It was rare to find the Fugitive slaves. The white men were seen as fools at that time confessing a runaway slave. Douglass did a lot in his extensive work as an abolitionist at home and abroad, and his views on the purchase of his freedom have been shared by many people. He lectures his experience of being a slave, provides names of people, dates and places so that people could believe him.

When the Americans become willing and ready to fight in the civil war, the union leaders and President Lincoln are not sure of involving black troops in the war. Douglass, who is known for his brave efforts of fighting slavery, as well as the skills of a public speaking, becomes a consultant of Lincoln and convinces him on making the slaves a part of the Union forces. It is made with an aim to manifest the war as the anti slavery campaign (America’s story, 2012). The President accepts the idea and announces that the slaves are free and will also serve in the Union army. At the end of the war, over one hundred and eighty-six thousand men both African Americans had been enlisted. Douglass works in the capacity of a recruiter in many regions and signs up the slaves to serve in the Union army. Douglass also recruits Lewis and Charles who also join the 54th Massachusetts. This army unit consisted of black people who volunteered to fight a serious battle at South Carolina in a place called Fort Wagner in the year 1863.


The narrative of Frederick Douglass is full of stories. It covers his life especially in slavery, the way he escaped from the bondage, the connection he had with the movements of the anti slavery as well as the history since 1818 to 1895. The narrative describes a man who was determined in achieving his dream and never turned back until he had realized them.
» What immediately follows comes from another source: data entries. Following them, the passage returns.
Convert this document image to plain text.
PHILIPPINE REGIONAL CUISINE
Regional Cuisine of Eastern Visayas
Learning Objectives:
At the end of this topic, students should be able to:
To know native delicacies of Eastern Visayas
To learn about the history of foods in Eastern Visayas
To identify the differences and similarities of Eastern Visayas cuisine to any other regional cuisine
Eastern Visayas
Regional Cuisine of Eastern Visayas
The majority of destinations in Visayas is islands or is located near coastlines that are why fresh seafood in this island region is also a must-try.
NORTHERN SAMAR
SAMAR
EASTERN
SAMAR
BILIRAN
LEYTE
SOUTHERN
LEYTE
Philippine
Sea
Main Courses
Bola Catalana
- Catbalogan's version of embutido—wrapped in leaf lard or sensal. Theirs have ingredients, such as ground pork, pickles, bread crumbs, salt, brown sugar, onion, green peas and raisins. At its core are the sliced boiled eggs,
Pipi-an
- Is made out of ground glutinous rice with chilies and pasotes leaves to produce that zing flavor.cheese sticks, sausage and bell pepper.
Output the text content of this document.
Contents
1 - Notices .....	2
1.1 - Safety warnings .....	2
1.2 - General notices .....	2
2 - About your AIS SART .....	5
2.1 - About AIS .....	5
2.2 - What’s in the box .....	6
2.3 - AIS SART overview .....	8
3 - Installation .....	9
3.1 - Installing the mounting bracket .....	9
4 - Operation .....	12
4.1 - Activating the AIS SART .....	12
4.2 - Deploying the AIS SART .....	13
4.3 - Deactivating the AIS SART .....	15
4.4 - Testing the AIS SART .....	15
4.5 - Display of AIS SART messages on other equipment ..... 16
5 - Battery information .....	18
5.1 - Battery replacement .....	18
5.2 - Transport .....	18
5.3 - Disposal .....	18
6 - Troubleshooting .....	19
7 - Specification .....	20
This paper has discussed slavery through Frederick Douglass’ experiences from his autobiography, Douglass’ opinions concerning the slave system, slave masters, slavery and his religious faith, his ambitions and dreams first as a slave and then as a fugitive, his introduction to the world of abolitionists, his extensive work as an abolitionist, and his views on attaining his freedom. The views of Douglass on the Civil War, on Abraham Lincoln, and his work in the Civil War have been analyzed.